Friday, April 24, 2015

Let's Talk About Hexcrawl Design

This post is a long time coming.

I'll start off with a confession: before I got into OSR-style games, I had never really designed a sandbox before.

Oh sure, I'd designed campaign settings before, but always from a top-down, "all the big world building stuff first!" sort of perspective. This is precisely how to burn yourself out and make a bunch of shit that no one ever cares about or even knows about except for you. Talking about these things are the sort of DM equivalent of "let me tell you about my character" that make me shy away from gaming forums and disengage from folks who blather on about "In my campaign..." Nope. Done.

(I'll admit that I thought of metaplots that I wanted to run with and "designed campaigns" around them, too. Yes, I was a shitty DM.)

But those weren't sandboxes. They were thinly-veiled railroads. Once, during a tense negotiation between an NPC and the party, one of my players, irritated with the other players for fucking role playing, said "Guys, let's just agree, otherwise we won't get to the adventure." That shit stung. Like I couldn't handle it if things went off the rails. Maybe I couldn't, I don't know. But it was enough of a kick in the crotch that I decided I could and had to do better.

I can't say that I magically stopped being that guy and started being this guy. There was a transition along the way. Experiments were attempted. Sometimes there were mistakes. Sometimes victories. My Iron Coast campaign is filled with both. Parsing out which is which has taught me a lot about how I prefer to design a hexcrawl/sandbox/whatever.

First, let me say that I am not a "prep heavy" guy. I think I've made this point several times before. When I'm building a hexcrawl, I want that hexcrawl to be one that I can build things on the fly for. Sure, having a guide for roughly what's where and a guiding aesthetic that tells me what sorts of stuff to include is pretty important, but I'm not going to write out something on the scale of Carcosa or Isle of the Unknown. No "one or two predetermined encounters" per hex for me. Nope. I envy folks who can do that, but my brain just doesn't work that way.

Second, the 6-mile hex is king. Movement math works out better that way, as does time. Outside of the 6-mile hex, I scale up to a 24-mile hex and down to a 1-mile hex. Thus is the universe described.

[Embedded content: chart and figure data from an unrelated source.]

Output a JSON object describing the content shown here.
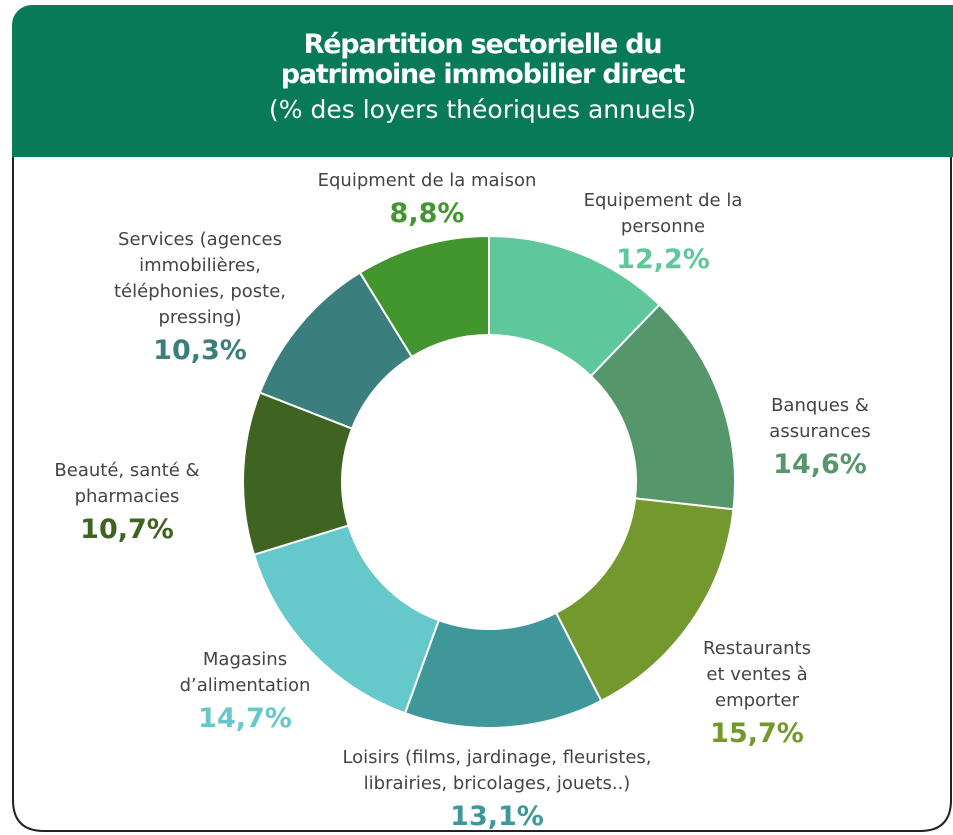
{
  "chart_data": {
    "type": "donut",
    "title": "Répartition sectorielle du patrimoine immobilier direct",
    "subtitle": "(% des loyers théoriques annuels)",
    "categories": [
      "Equipement de la personne",
      "Banques & assurances",
      "Restaurants et ventes à emporter",
      "Loisirs (films, jardinage, fleuristes, librairies, bricolages, jouets..)",
      "Magasins d’alimentation",
      "Beauté, santé & pharmacies",
      "Services (agences immobilières, téléphonies, poste, pressing)",
      "Equipment de la maison"
    ],
    "values": [
      12.2,
      14.6,
      15.7,
      13.1,
      14.7,
      10.7,
      10.3,
      8.8
    ],
    "value_labels": [
      "12,2%",
      "14,6%",
      "15,7%",
      "13,1%",
      "14,7%",
      "10,7%",
      "10,3%",
      "8,8%"
    ],
    "colors": [
      "#5ec89b",
      "#55976a",
      "#72982e",
      "#40979a",
      "#65c8cb",
      "#3f6320",
      "#3a7e7d",
      "#43962e"
    ]
  }
}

When I was designing the Iron Coast map, I designed at a 6-mile scale. This was fine and all, but it ended up giving me a relatively small area that could have been much larger. The result is that -- to me, at least, I've not heard any players complain about this stuff -- the map feels cramped, with things together really quite closely. There's little to no buffer between things and an area I had imagined teeming with independent Orphaned Baronies is instead stuck with just a few.

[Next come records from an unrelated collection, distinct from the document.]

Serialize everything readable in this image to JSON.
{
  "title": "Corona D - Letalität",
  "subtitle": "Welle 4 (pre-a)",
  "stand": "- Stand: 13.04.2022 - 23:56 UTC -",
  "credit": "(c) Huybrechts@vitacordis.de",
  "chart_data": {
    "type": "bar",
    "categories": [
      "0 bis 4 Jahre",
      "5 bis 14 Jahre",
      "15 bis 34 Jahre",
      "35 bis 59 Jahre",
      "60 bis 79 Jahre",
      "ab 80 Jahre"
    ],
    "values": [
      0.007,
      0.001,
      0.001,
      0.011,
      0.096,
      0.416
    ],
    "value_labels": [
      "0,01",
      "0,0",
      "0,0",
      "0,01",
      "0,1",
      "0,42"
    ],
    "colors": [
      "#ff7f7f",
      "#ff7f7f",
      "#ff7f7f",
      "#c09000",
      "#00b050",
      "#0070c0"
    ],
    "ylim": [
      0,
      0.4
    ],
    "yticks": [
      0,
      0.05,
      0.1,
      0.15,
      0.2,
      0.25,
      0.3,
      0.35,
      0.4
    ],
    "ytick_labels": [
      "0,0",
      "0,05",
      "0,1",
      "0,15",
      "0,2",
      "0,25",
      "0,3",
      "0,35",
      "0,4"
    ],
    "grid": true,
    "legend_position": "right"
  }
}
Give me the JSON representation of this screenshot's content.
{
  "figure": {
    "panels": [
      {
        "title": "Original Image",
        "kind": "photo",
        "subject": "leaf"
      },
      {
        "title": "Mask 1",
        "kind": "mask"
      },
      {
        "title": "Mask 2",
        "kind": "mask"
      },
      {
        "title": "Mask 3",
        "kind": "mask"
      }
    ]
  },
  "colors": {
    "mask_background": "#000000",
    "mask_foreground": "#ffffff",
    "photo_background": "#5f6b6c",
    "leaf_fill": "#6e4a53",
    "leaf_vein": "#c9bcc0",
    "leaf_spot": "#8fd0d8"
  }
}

I found myself liberated a bit when I zoomed in on the Iron Coast and started drawing in 1-mile hexes inside the 6-mile hexes (for folks keeping track at home, Black Blade Publishing makes an awesome 6-to-1 hex paper for just such an application). Now I could get a little more of the variation I was hoping for, but it's on a much smaller scale. Lesson learned.

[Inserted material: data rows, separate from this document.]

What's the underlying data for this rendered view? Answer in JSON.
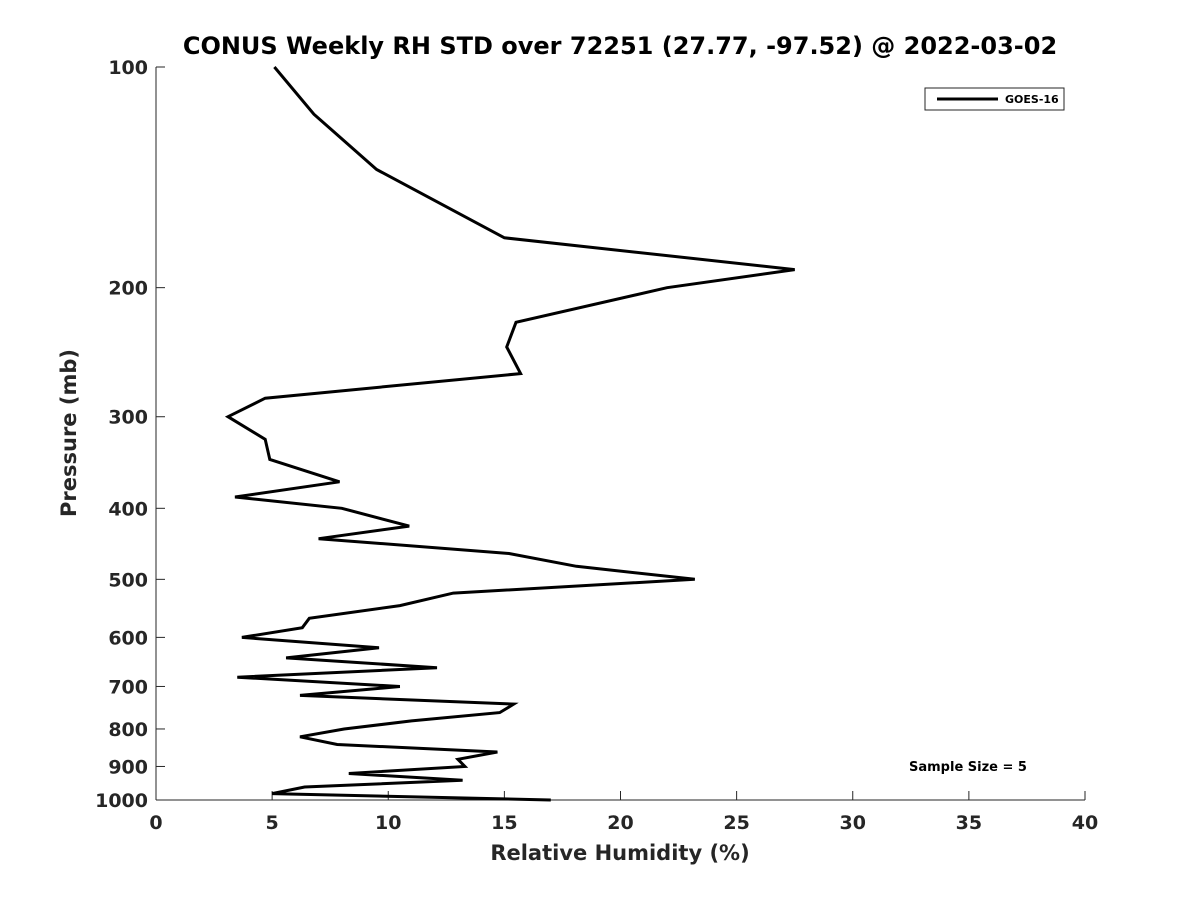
{
  "chart_data": {
    "type": "line",
    "title": "CONUS Weekly RH STD over 72251 (27.77, -97.52) @ 2022-03-02",
    "xlabel": "Relative Humidity (%)",
    "ylabel": "Pressure (mb)",
    "xlim": [
      0,
      40
    ],
    "ylim": [
      100,
      1000
    ],
    "y_scale": "log",
    "y_reversed": true,
    "x_ticks": [
      0,
      5,
      10,
      15,
      20,
      25,
      30,
      35,
      40
    ],
    "y_ticks": [
      100,
      200,
      300,
      400,
      500,
      600,
      700,
      800,
      900,
      1000
    ],
    "grid": false,
    "legend_position": "top-right",
    "annotation": "Sample Size = 5",
    "series": [
      {
        "name": "GOES-16",
        "color": "#000000",
        "x": [
          5.1,
          6.8,
          9.5,
          15.0,
          27.5,
          22.0,
          15.5,
          15.1,
          15.7,
          4.7,
          3.1,
          4.7,
          4.9,
          7.9,
          3.4,
          8.0,
          10.9,
          7.0,
          15.2,
          18.1,
          23.2,
          12.8,
          10.5,
          6.6,
          6.3,
          3.7,
          9.6,
          5.6,
          12.1,
          3.5,
          10.5,
          6.2,
          15.4,
          14.8,
          11.0,
          8.1,
          6.2,
          7.8,
          14.7,
          13.0,
          13.3,
          8.3,
          13.2,
          6.4,
          5.0,
          17.0
        ]
      }
    ],
    "y": [
      100,
      116,
      138,
      171,
      189,
      200,
      223,
      241,
      262,
      283,
      300,
      322,
      343,
      368,
      386,
      400,
      423,
      440,
      461,
      480,
      500,
      522,
      543,
      565,
      582,
      600,
      620,
      640,
      660,
      680,
      700,
      720,
      740,
      760,
      780,
      800,
      820,
      840,
      860,
      880,
      900,
      920,
      940,
      960,
      980,
      1000
    ]
  }
}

Here's the process I use now: I start at the 24-mile hex scale and rough out an area, however large. If I want to give each hex some detail (like a name, "hey, there's a town in there," who the local lord is), it's pretty much for the whole area. "It's like this over here." Now, when folks go explore that hex, I whip out the 6-mile hexmap and figure out where things are on that scale. This allows me to drill down in detail, starting with "it's like this over here," then going to "these things are here and those things are there" and if I really want, I can zoom in even further to the 1-mile scale for "this is exactly how this thing is in exactly this spot." Start broad, work to fine, zooming in as events warrant and detail requires.